Abschreib-Elite
15. August 2008 · Von ulp · Rubrik: Gesellschaft, WissenAbschreiben und Plagiieren ist ja nun wirklich keine Seltenheit. Meistens glauben dabei jene, die sich dazu hinreissen lassen, es merke eh keiner.
Viele Fragen
Ein ärgerliches Erlebnis, wenn dieser Dozent schreibt:
[...] Wenn man nun aber schon meint, abschreiben zu müssen, dann doch bitte nicht bei dem Dozenten, der die Arbeit später bewerten muss! Soviel Quellenarbeit muss ich schon verlangen – denn wenigstens bei wem man abschreibt, sollte man wirklich wissen. [...]
Aber was wäre, wenn dieser Student bei einem anderen Dozenten abgeschrieben hätte? So nebenbei: Aus unserer Studentenzeit kennen wir sogar einen Fall, bei dem ein Student – ein Semster tiefer – seine Semsterarbeit schreiben liess. Und dieser “Stellvertreter” hat von uns abgeschrieben. Es ist ärgerlich, zumals solche Abschreibtypen später in der Praxis als “Eliten” auftauchen[1].
Der Autor stellt viele Fragen, warum plagiiert werde, und findet keine Antwort. Ganz so rätselhaft scheint uns das nicht. Dahinter steckt unseres Erachtens die Ideenlosigkeit oder das Unwissen, eine Unfähigkeit oder der Unwille, Eigenes zu erarbeiten. Der schnelle Erfolg ohne Arbeit, der Weg nach oben auf Kosten der Anderen kann auch ein Motiv sein. Kommentare wie
[...] Vielleicht hat der Spiegel doch recht, dass das internet zur Verdummung beiträgt und wir zu einer copy and paste Gesellschaft werden.[...]
sind da wenig hilfreich.

Kommentar überflüssig (© ulp)
In der Praxis längst angekommen
Was an Hochschulen vorkommt, ist in der Wirtschaft längst Praxis. Auch eine ärgerliche Angelegenheit, aber diese füllt dann wenigstens die Taschen der Juristen, falls es zum Streit kommt.
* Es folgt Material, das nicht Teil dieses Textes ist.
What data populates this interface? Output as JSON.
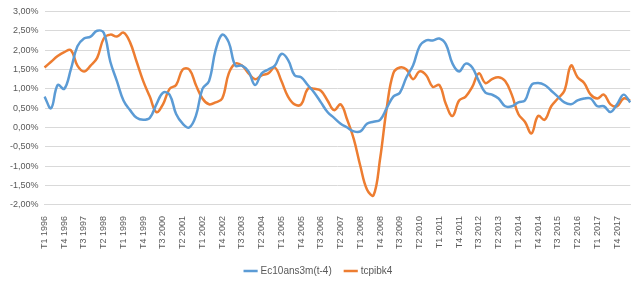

Je länger je mehr überkommt uns das Gefühl, wir haben es in vielen Bereichen mit einer zunehmenden Ideenlosigkeit zu tun, die zu einer nichtklassischen Dimension des Abschreibens und Plagiierens führt.
Zum Beispiel die Medien: Da kriechen plötzlich Wörter oder Phrasen ans Tageslicht, die dann umgehend bei allen Q-Journalisten wochen- oder monatelang “in” sind. Noch schlimmer der politische Bereich, in dem das politische Gerede mehr oder weniger austauschbar ist. Bei der deutschen Bundeskanzlerin Angela Merkel haben wir permanent das Gefühl, egal was sie gerade sagt, dass sie sich selber kopiert. Oder nehmen wir die Sonntags- und sonstige Umfragemanie, an der zwar die Umfrageinstitute viel verdienen, aber unter der Sonne mehr oder weniger ohne neue Erkenntnis alle gleich sind.
Selbst wenn wir die Historie durchstreifen, finden wir unzählige Ereignisse, die abgekupfert erscheinen. Dieses Jahr könnte anders werden: “Jeden Tag ein innovative Idee” verkündete die deutsche Bundesregierung, um auf “365 Orte der Ideen” im Jahre 2008 aufmerksam zu machen. Der 366. Ort im Schaltjahr 2008 fehlt, von dem die Idee des Jahrhunderts ausgehen könnte.